Switzerland's Coop retail chain, the number two behind Migros, said on Wednesday that sales in 2001 showed an increase in market share.This content was published on January 9, 2002 - 15:38
Coop said in a statement from its headquarters in Basel that sales had increased by 4.8 per cent last year to reach SFr12.7 billion ($7.66 billion).
It added that the first financial year of the new Coop, formed from the merger of regional Coop societies and Coop Switzerland, had been "successful".
Retail sales increased by 4.5 per cent over 2000 figures to SFr10.4 billion, while sales from subsidiaries including Interdiscount, Radio TV Steiner, Top Tip and petrol stations went up by 6.2 per cent to SFr2.4 billion.

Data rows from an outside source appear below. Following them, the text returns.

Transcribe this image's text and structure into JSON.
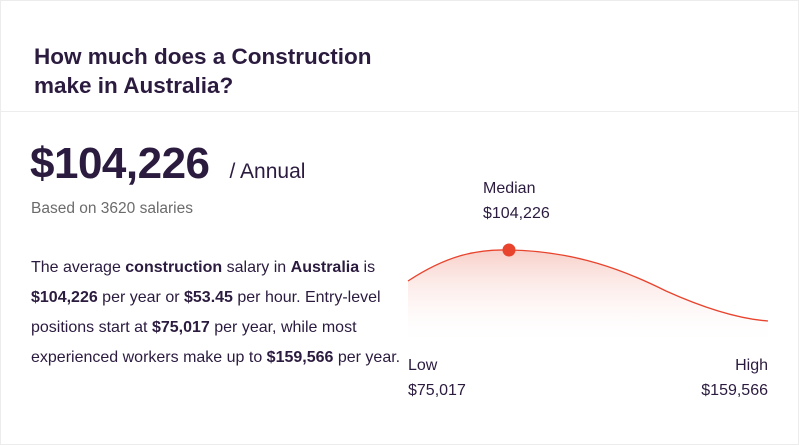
{
  "card": {
    "heading": "How much does a Construction make in Australia?",
    "salary": "$104,226",
    "period": "/ Annual",
    "based_on": "Based on 3620 salaries",
    "description": {
      "p1": "The average ",
      "job": "construction",
      "p2": " salary in ",
      "location": "Australia",
      "p3": " is ",
      "annual": "$104,226",
      "p4": " per year or ",
      "hourly": "$53.45",
      "p5": " per hour. Entry-level positions start at ",
      "entry": "$75,017",
      "p6": " per year, while most experienced workers make up to ",
      "top": "$159,566",
      "p7": " per year."
    }
  },
  "distribution": {
    "median_label": "Median",
    "median_value": "$104,226",
    "low_label": "Low",
    "low_value": "$75,017",
    "high_label": "High",
    "high_value": "$159,566"
  },
  "colors": {
    "accent": "#e8432d",
    "text": "#2b1b3f",
    "muted": "#6b6b6b"
  }
}
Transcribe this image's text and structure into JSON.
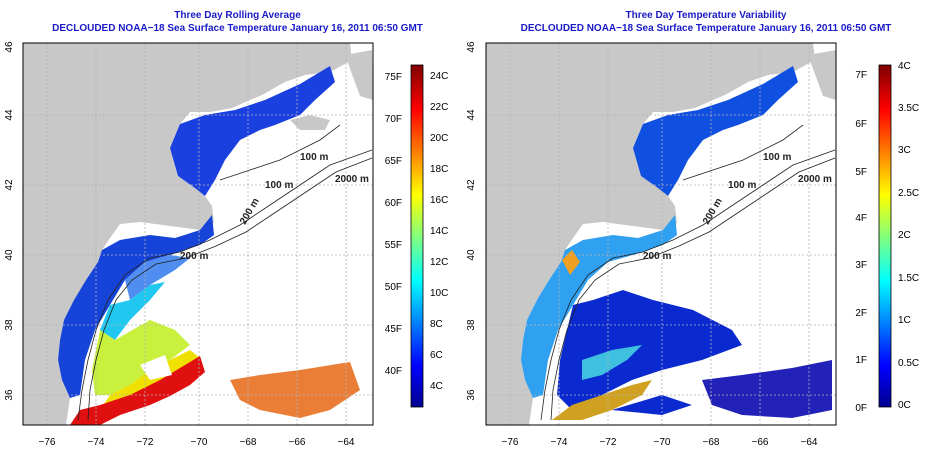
{
  "panels": [
    {
      "title": "Three Day Rolling Average",
      "subtitle": "DECLOUDED NOAA−18 Sea Surface Temperature January 16, 2011 06:50 GMT",
      "x_ticks": [
        "−76",
        "−74",
        "−72",
        "−70",
        "−68",
        "−66",
        "−64"
      ],
      "y_ticks": [
        "36",
        "38",
        "40",
        "42",
        "44",
        "46"
      ],
      "contour_labels": [
        "100 m",
        "100 m",
        "200 m",
        "2000 m",
        "200 m"
      ],
      "colorbar_left_labels": [
        "75F",
        "70F",
        "65F",
        "60F",
        "55F",
        "50F",
        "45F",
        "40F"
      ],
      "colorbar_right_labels": [
        "24C",
        "22C",
        "20C",
        "18C",
        "16C",
        "14C",
        "12C",
        "10C",
        "8C",
        "6C",
        "4C"
      ]
    },
    {
      "title": "Three Day Temperature Variability",
      "subtitle": "DECLOUDED NOAA−18 Sea Surface Temperature January 16, 2011 06:50 GMT",
      "x_ticks": [
        "−76",
        "−74",
        "−72",
        "−70",
        "−68",
        "−66",
        "−64"
      ],
      "y_ticks": [
        "36",
        "38",
        "40",
        "42",
        "44",
        "46"
      ],
      "contour_labels": [
        "100 m",
        "100 m",
        "200 m",
        "2000 m",
        "200 m"
      ],
      "colorbar_left_labels": [
        "7F",
        "6F",
        "5F",
        "4F",
        "3F",
        "2F",
        "1F",
        "0F"
      ],
      "colorbar_right_labels": [
        "4C",
        "3.5C",
        "3C",
        "2.5C",
        "2C",
        "1.5C",
        "1C",
        "0.5C",
        "0C"
      ]
    }
  ],
  "colors": {
    "title": "#1a1ac8",
    "land": "#c8c8c8",
    "ocean_nodata": "#ffffff",
    "grid": "#b4b4b4",
    "contour": "#222222"
  },
  "map_extent": {
    "lon_min": -77.5,
    "lon_max": -63.0,
    "lat_min": 35.0,
    "lat_max": 46.0
  }
}
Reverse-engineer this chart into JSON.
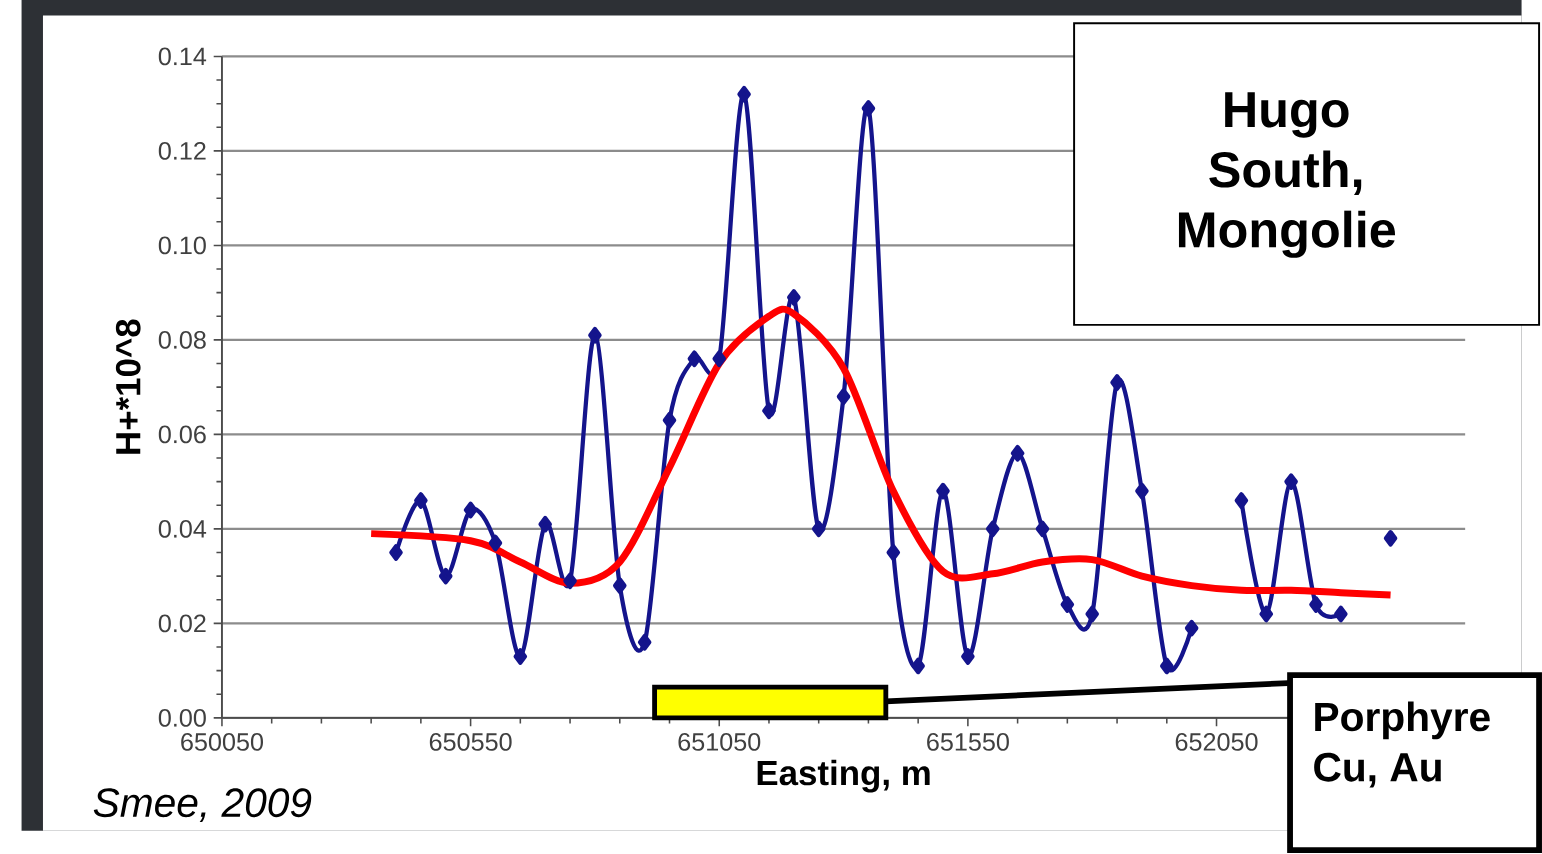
{
  "chart_data": {
    "type": "line",
    "title": "Hugo South, Mongolie",
    "xlabel": "Easting, m",
    "ylabel": "H+*10^8",
    "annotations": [
      "Smee, 2009"
    ],
    "x": [
      650400,
      650450,
      650500,
      650550,
      650600,
      650650,
      650700,
      650750,
      650800,
      650850,
      650900,
      650950,
      651000,
      651050,
      651100,
      651150,
      651200,
      651250,
      651300,
      651350,
      651400,
      651450,
      651500,
      651550,
      651600,
      651650,
      651700,
      651750,
      651800,
      651850,
      651900,
      651950,
      652000,
      652050,
      652100,
      652150,
      652200,
      652250,
      652300,
      652350,
      652400
    ],
    "series": [
      {
        "color": "#14148c",
        "marker": "diamond",
        "values": [
          0.035,
          0.046,
          0.03,
          0.044,
          0.037,
          0.013,
          0.041,
          0.029,
          0.081,
          0.028,
          0.016,
          0.063,
          0.076,
          0.076,
          0.132,
          0.065,
          0.089,
          0.04,
          0.068,
          0.129,
          0.035,
          0.011,
          0.048,
          0.013,
          0.04,
          0.056,
          0.04,
          0.024,
          0.022,
          0.071,
          0.048,
          0.011,
          0.019,
          null,
          0.046,
          0.022,
          0.05,
          0.024,
          0.022,
          null,
          0.038
        ]
      },
      {
        "color": "#ff0000",
        "marker": "none",
        "x": [
          650350,
          650550,
          650650,
          650750,
          650850,
          650950,
          651050,
          651150,
          651200,
          651300,
          651400,
          651500,
          651600,
          651700,
          651800,
          651900,
          652000,
          652100,
          652200,
          652300,
          652400
        ],
        "values": [
          0.039,
          0.0375,
          0.033,
          0.0285,
          0.033,
          0.053,
          0.075,
          0.085,
          0.0855,
          0.074,
          0.048,
          0.031,
          0.0305,
          0.033,
          0.0335,
          0.03,
          0.028,
          0.027,
          0.027,
          0.0265,
          0.026
        ]
      }
    ],
    "xlim": [
      650050,
      652550
    ],
    "ylim": [
      0,
      0.14
    ],
    "xticks": [
      650050,
      650550,
      651050,
      651550,
      652050
    ],
    "yticks": [
      {
        "value": 0,
        "label": "0.00"
      },
      {
        "value": 0.02,
        "label": "0.02"
      },
      {
        "value": 0.04,
        "label": "0.04"
      },
      {
        "value": 0.06,
        "label": "0.06"
      },
      {
        "value": 0.08,
        "label": "0.08"
      },
      {
        "value": 0.1,
        "label": "0.10"
      },
      {
        "value": 0.12,
        "label": "0.12"
      },
      {
        "value": 0.14,
        "label": "0.14"
      }
    ],
    "grid": "y",
    "bands": [
      {
        "axis": "x",
        "from": 650920,
        "to": 651385,
        "label": "Porphyre Cu, Au",
        "color": "#ffff00"
      }
    ]
  }
}
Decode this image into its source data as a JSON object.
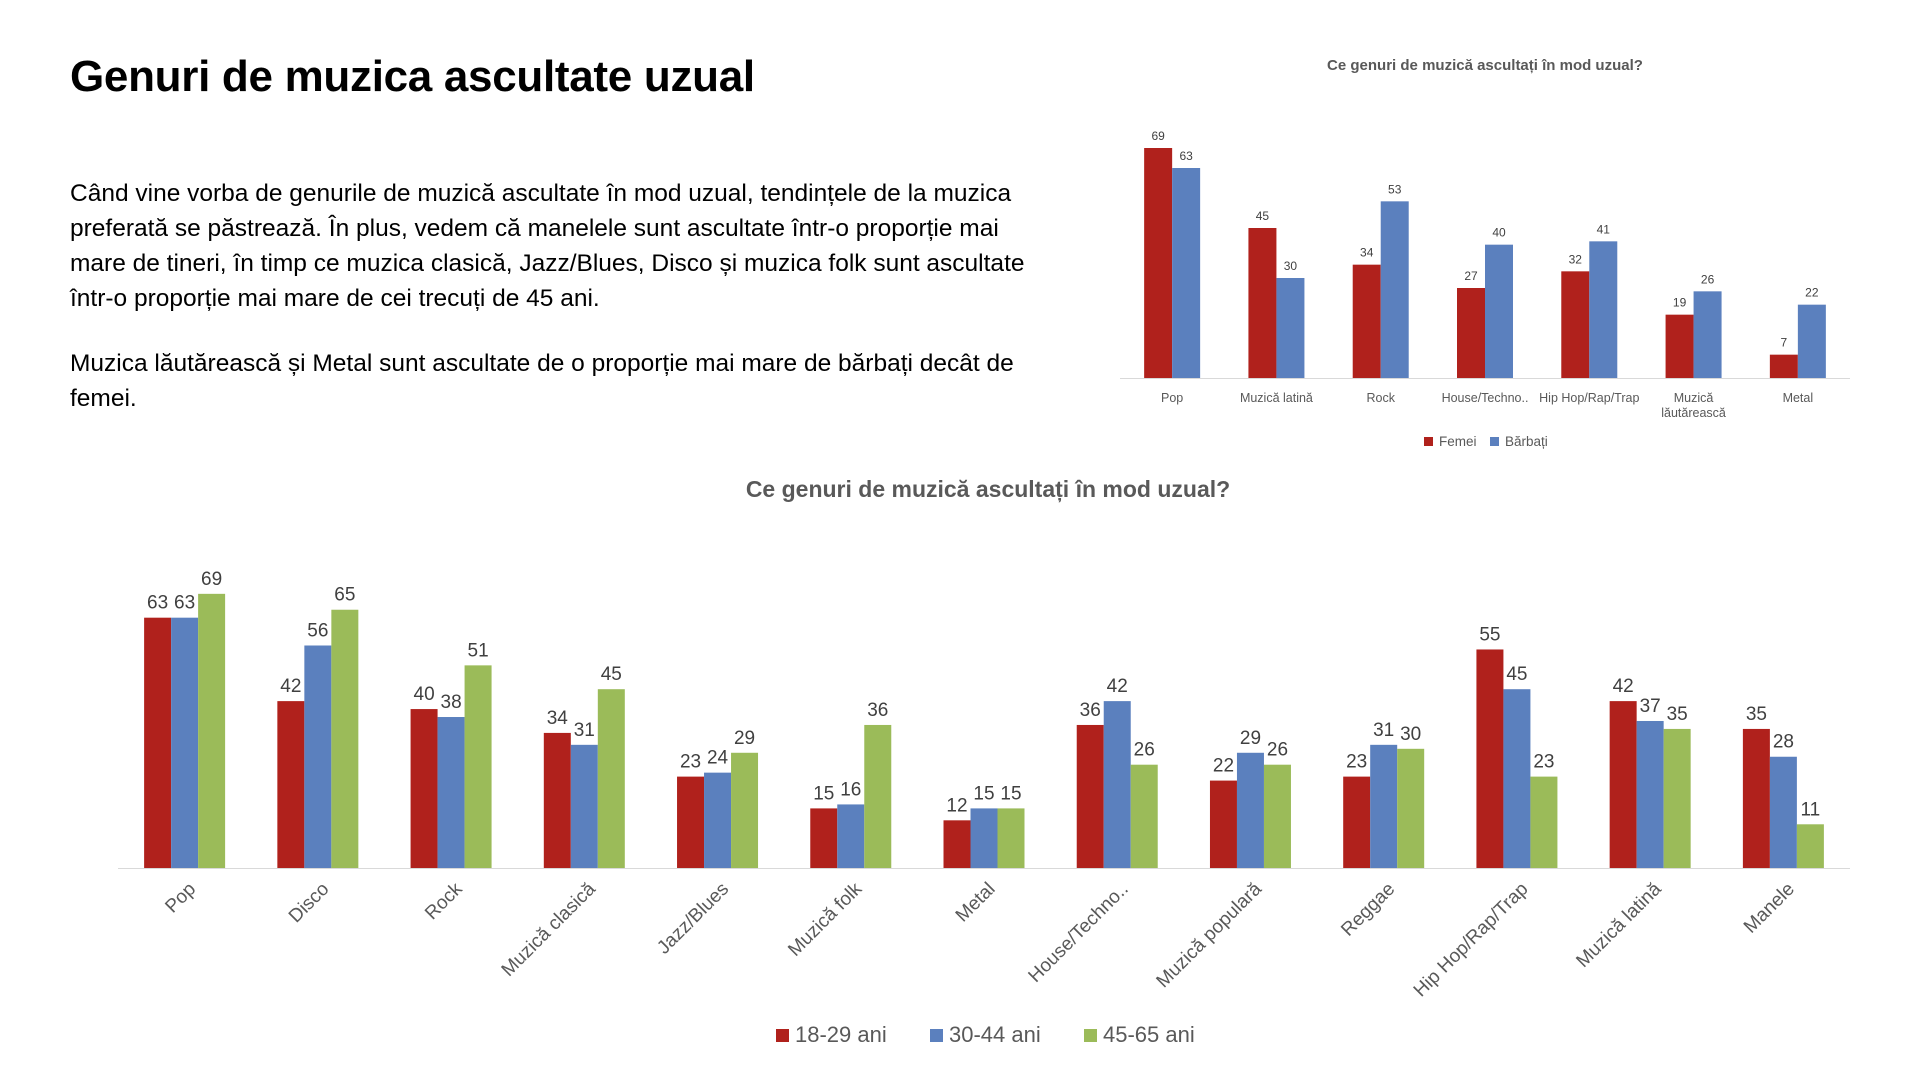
{
  "slide": {
    "title": "Genuri de muzica ascultate uzual",
    "paragraph1": "Când vine vorba de genurile de muzică ascultate în mod uzual, tendințele de la muzica preferată se păstrează. În plus, vedem că manelele sunt ascultate într-o proporție mai mare de tineri, în timp ce muzica clasică, Jazz/Blues, Disco și muzica folk sunt ascultate într-o proporție mai mare de cei trecuți de 45 ani.",
    "paragraph2": "Muzica lăutărească și Metal sunt ascultate de o proporție mai mare de bărbați decât de femei."
  },
  "chart_data": [
    {
      "type": "bar",
      "title": "Ce genuri de muzică ascultați în mod uzual?",
      "categories": [
        "Pop",
        "Muzică latină",
        "Rock",
        "House/Techno..",
        "Hip Hop/Rap/Trap",
        "Muzică lăutărească",
        "Metal"
      ],
      "series": [
        {
          "name": "Femei",
          "color": "#B0211C",
          "values": [
            69,
            45,
            34,
            27,
            32,
            19,
            7
          ]
        },
        {
          "name": "Bărbați",
          "color": "#5B80BE",
          "values": [
            63,
            30,
            53,
            40,
            41,
            26,
            22
          ]
        }
      ],
      "ylim": [
        0,
        75
      ],
      "grid": false,
      "legend": "bottom"
    },
    {
      "type": "bar",
      "title": "Ce genuri de muzică ascultați în mod uzual?",
      "categories": [
        "Pop",
        "Disco",
        "Rock",
        "Muzică clasică",
        "Jazz/Blues",
        "Muzică folk",
        "Metal",
        "House/Techno..",
        "Muzică populară",
        "Reggae",
        "Hip Hop/Rap/Trap",
        "Muzică latină",
        "Manele"
      ],
      "series": [
        {
          "name": "18-29 ani",
          "color": "#B0211C",
          "values": [
            63,
            42,
            40,
            34,
            23,
            15,
            12,
            36,
            22,
            23,
            55,
            42,
            35
          ]
        },
        {
          "name": "30-44 ani",
          "color": "#5B80BE",
          "values": [
            63,
            56,
            38,
            31,
            24,
            16,
            15,
            42,
            29,
            31,
            45,
            37,
            28
          ]
        },
        {
          "name": "45-65 ani",
          "color": "#9BBB59",
          "values": [
            69,
            65,
            51,
            45,
            29,
            36,
            15,
            26,
            26,
            30,
            23,
            35,
            11
          ]
        }
      ],
      "ylim": [
        0,
        75
      ],
      "grid": false,
      "legend": "bottom"
    }
  ]
}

The statement commented that with these "proud sales growth rates" the company had clearly won market shares last year.
Coop noted in particular that sales of its organic products under the labels Naturaplan, Naturaline, Oecoplan and Max Havelaar had increased by 35 per cent over the previous year to top the SFr1 billion mark. This was two years earlier than budgeted, the group commented.
Rival Migros reported on Tuesday that sales had exceeded the SFr20 billion mark in 2001 for the first time in its history (+2.9 per cent).
Migros, a federation of cooperatives, said in a statement from its Zurich headquarters that although businesses depending on abroad had felt the effects of the economic slowdown, its group cooperatives had performed well.
Migros said that its 10 regional cooperatives had achieved sales revenues of SFr13.985 billion last year.
Growth was particularly marked in the fourth quarter, with a sales increase of 4 per cent compared with the same period in 2000, the group said.
The statement added that the result showed that Migros had consolidated its position as the market leader.